But there is something new. With a sluggish real economy and excess liquidity, differentiation of finance products was to be expected. Hence "leverage", "hedge funds", "futures", "options", "derivatives", etc., where we used to have stocks and bonds, loans and interest. And a little more. So, before Bear and Stearns collapsed they informed customers that one of their financial products had become (close to) valueless. Its name: "High Grade Structured Credit Strategies Enhanced Leverage Fund." One might add, and not only in hindsight, that anyone falling for that to the point of buying deserved what happened. Maybe that also applies to CDS's, "credit default swaps" and CDO's, "collateral debt obligations." And to the dollar, $, itself.

Lack of transparency compounded by incomprehensibility. Much of it from the 1973 and thereabout US academic work by people like Fischer Black, Myron Scholes and Robert Merton.

So maybe the cause, intervening between capitalism with its greed and the present crisis, is incomprehension? The system is on top of its creators rather than vice versa; they have been taken for a ride they do not master. Of course, greed is there, but perhaps more than greed the sporting aspect of the market, to win, to be No. 1, to make the Fortune list to start with, heading for gold, silver, bronze. At the expense of everybody else, certainly also of themselves, like their souls, if such a thing exists in such calculating machines.

Is there a way out? Of course, but not the 700 billion bailout taken from poor taxpayers given to the banks, including the very rich. This is capital-ism as usual, and will not work. Given massive money printing, this throws bad money at bad money; second, it rewards massive incompetence bordering on fraud; and third, it diminishes further the acquisitive power for most Americans, making real economic growth even more elusive.

Consider instead these ten points that would work. To wit:
[1] Massive keynesianism: massive funding to improve the crumbling US infra-structure, creating millions of jobs, including building schools and polyclinics. Job preference to disadvantaged groups.
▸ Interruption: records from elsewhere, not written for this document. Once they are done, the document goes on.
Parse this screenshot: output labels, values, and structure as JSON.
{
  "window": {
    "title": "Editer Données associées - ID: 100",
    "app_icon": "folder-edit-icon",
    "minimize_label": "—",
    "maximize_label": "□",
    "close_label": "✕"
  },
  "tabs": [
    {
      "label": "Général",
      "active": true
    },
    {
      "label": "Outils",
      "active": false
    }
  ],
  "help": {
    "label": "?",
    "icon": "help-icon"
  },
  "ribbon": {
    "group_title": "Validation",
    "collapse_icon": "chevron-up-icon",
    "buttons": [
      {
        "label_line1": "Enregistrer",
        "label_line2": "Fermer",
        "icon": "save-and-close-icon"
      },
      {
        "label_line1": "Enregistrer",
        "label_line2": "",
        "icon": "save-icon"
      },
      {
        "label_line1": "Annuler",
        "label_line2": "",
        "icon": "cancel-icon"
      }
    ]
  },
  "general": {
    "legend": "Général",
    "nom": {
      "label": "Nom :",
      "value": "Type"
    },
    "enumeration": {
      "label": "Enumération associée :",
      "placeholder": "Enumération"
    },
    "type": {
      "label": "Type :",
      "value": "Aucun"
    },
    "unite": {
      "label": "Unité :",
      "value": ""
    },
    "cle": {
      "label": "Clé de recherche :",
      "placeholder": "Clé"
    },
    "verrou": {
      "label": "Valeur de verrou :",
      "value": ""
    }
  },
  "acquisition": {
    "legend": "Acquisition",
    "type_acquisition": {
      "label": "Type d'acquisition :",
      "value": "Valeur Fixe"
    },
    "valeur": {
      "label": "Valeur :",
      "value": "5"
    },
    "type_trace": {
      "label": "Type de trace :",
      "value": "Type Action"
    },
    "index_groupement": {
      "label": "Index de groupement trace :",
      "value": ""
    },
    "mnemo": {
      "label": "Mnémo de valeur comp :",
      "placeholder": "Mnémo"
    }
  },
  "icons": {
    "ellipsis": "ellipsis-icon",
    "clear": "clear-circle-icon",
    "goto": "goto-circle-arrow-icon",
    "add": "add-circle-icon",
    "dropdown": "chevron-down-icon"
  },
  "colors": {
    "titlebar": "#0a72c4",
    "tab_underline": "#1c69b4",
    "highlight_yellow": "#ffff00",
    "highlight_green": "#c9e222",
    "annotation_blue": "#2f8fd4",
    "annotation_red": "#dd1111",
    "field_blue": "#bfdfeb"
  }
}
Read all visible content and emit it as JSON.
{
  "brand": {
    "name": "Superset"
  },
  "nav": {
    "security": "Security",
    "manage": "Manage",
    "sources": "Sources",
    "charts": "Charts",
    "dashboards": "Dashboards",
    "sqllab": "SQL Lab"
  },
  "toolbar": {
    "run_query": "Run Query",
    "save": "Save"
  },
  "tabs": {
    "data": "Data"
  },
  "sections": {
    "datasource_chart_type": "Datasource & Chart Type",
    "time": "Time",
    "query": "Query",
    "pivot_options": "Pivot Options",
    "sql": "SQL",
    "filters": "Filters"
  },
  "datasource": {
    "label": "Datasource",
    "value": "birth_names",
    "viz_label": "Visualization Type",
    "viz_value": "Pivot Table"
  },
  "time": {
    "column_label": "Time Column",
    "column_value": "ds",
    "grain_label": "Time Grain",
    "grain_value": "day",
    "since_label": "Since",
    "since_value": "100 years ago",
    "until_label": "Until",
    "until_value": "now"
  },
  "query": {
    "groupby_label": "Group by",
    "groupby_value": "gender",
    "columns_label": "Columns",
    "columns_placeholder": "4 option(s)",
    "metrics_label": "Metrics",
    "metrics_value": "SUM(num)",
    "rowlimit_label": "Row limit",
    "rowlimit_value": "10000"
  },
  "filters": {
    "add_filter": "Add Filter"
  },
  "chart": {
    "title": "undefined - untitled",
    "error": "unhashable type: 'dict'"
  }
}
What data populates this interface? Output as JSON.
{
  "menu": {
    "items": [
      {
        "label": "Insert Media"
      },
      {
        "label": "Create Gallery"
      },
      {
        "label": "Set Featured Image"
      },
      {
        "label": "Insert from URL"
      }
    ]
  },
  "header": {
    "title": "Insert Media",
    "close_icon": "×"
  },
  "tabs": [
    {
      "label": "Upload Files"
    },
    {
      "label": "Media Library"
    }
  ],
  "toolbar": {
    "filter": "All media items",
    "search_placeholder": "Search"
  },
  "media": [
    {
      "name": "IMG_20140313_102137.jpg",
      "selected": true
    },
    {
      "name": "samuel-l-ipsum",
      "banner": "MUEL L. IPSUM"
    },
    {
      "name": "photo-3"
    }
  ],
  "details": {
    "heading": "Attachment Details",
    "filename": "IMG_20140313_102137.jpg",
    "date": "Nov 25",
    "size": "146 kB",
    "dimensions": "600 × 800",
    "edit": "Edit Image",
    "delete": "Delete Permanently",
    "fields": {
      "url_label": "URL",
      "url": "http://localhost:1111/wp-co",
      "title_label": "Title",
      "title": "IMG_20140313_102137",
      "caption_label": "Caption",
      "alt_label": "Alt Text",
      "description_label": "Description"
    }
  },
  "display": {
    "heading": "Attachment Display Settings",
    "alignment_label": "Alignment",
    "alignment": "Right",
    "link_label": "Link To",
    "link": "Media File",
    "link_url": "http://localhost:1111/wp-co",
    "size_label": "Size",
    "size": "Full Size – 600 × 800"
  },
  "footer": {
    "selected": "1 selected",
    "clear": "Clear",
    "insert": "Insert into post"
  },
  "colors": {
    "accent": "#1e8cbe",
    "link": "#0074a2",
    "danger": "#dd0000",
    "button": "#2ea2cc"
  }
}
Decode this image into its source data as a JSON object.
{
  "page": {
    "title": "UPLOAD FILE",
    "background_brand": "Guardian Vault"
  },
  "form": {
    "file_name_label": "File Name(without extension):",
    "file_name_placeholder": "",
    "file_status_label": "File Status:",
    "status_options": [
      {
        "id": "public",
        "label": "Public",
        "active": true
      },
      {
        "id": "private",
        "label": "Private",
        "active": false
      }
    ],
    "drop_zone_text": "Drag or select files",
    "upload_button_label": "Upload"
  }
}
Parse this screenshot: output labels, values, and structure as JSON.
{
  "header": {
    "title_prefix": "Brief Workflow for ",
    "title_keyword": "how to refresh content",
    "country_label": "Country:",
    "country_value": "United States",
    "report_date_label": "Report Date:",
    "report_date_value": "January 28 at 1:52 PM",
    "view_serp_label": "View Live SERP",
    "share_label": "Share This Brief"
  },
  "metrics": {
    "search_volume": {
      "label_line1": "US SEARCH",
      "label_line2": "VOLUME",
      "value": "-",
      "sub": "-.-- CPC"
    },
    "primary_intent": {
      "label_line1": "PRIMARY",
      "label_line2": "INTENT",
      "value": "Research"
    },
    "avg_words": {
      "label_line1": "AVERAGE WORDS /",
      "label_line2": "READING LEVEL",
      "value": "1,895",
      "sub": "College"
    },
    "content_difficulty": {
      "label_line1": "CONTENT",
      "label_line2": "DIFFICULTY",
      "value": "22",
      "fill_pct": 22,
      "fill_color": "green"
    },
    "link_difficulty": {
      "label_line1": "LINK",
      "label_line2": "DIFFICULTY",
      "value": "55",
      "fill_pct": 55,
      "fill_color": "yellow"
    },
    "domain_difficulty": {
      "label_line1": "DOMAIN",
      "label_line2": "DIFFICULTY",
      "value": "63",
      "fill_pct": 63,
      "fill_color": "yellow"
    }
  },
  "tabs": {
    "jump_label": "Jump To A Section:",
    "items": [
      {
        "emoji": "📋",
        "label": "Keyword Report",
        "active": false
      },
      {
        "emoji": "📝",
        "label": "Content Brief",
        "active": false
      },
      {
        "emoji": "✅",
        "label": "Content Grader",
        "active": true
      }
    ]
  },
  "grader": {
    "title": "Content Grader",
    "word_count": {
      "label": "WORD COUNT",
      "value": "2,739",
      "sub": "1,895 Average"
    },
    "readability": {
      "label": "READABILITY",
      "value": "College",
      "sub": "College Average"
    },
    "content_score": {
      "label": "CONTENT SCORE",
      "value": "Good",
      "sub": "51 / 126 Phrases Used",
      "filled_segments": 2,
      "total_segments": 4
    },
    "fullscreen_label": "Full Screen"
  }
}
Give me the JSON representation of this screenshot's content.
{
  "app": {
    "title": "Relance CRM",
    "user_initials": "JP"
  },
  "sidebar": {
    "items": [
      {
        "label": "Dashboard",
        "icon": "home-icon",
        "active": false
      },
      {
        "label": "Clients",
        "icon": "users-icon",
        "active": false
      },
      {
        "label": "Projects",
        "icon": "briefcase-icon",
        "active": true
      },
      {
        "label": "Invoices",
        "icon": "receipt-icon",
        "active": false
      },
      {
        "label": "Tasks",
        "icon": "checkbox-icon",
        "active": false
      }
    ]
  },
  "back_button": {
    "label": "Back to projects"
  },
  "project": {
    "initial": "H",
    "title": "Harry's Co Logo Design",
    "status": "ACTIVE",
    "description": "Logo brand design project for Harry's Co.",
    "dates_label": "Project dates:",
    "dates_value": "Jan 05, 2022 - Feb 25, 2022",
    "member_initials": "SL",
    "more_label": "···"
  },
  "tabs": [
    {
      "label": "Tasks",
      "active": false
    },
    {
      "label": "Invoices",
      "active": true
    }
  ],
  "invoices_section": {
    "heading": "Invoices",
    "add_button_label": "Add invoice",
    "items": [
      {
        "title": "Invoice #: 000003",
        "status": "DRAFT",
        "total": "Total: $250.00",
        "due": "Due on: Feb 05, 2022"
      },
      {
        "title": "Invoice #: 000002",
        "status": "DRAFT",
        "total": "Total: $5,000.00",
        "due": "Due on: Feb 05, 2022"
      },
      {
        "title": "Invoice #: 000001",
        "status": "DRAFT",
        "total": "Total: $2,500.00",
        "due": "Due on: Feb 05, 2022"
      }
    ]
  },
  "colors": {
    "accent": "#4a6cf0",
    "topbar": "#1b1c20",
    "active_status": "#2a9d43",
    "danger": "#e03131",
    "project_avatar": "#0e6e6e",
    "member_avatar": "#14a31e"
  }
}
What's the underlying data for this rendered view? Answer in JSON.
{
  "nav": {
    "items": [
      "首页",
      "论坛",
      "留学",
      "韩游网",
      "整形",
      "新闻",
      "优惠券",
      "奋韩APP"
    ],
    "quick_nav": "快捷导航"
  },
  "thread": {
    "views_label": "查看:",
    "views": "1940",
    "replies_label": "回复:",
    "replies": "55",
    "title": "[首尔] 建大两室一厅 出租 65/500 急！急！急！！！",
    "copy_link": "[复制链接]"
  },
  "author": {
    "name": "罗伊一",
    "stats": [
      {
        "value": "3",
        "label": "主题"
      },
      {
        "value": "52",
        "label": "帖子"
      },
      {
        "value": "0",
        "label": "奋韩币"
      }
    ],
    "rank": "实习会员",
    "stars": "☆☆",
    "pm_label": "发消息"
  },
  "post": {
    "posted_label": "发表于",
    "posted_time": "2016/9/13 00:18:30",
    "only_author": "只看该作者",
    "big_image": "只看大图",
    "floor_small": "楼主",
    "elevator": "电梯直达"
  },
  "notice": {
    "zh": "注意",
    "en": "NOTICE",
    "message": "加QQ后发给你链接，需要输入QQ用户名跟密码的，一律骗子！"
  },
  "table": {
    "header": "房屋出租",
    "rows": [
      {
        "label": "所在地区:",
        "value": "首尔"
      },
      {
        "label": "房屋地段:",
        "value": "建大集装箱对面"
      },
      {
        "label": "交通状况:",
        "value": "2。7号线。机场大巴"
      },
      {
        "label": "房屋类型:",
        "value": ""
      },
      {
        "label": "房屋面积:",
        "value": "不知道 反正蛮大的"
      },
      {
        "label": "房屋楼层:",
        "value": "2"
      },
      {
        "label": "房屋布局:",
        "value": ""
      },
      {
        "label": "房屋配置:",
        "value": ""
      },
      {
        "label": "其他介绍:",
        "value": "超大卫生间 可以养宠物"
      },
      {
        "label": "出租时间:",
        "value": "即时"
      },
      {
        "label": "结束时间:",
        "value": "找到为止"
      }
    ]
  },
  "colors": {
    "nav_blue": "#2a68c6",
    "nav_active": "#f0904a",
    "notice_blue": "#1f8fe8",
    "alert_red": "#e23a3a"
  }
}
More acquisitive power at the bottom.
[2] Massive redistribution: push taxation upward, progressive, luxury taxes; and tax relief for the bottom 70%, with subsidized housing and health. More acquisitive power lower down.
[3] Government takeover of housing mortgages contracted between bubble start and bubble burst, relieving the debtor of the burden while also bailing out the banks. Drop any distinction between deserving and non-deserving; the system was at fault.
[4] Stop all foreclosures, find a fair solution for each one.
[5] Finance this by cutting the Pentagon budget for too much American Empire (Ron Paul) like bases. Take what the taxpayer must pay for US reconstruction from the budget for destruction around the world, not from health care, education, welfare.
[6] Let the worst banks/financial institutions sink, the most greedy with the least backing for their transactions and the highest ratio between CEO salary/benefits and average employees. The Japanese pattern of public CEO apology on TV for betrayal of customer confidence might be enforced. Suicide not.
[7] Rule out as illegal most new financial products, unless they come with a tested guarantee that both buyer and seller of such products are fully cognizant of their working and consequences.
[8] Celebrate banks that keep direct client-bank relations, those that announce clearly that the loans stay with us and our guarantee and make sure that all small script is understood.
[9] Publish M2 to make the US economic system more transparent.
[10] Massive dollar devaluation, maybe a third or a half, to a new dollar to cut the debt service burden, to make remaining US products more competitive, and to avoid massive inflation.

Problem: ideologically blocked by the Democan-Republicrat consensus. Alternative: let the system sink.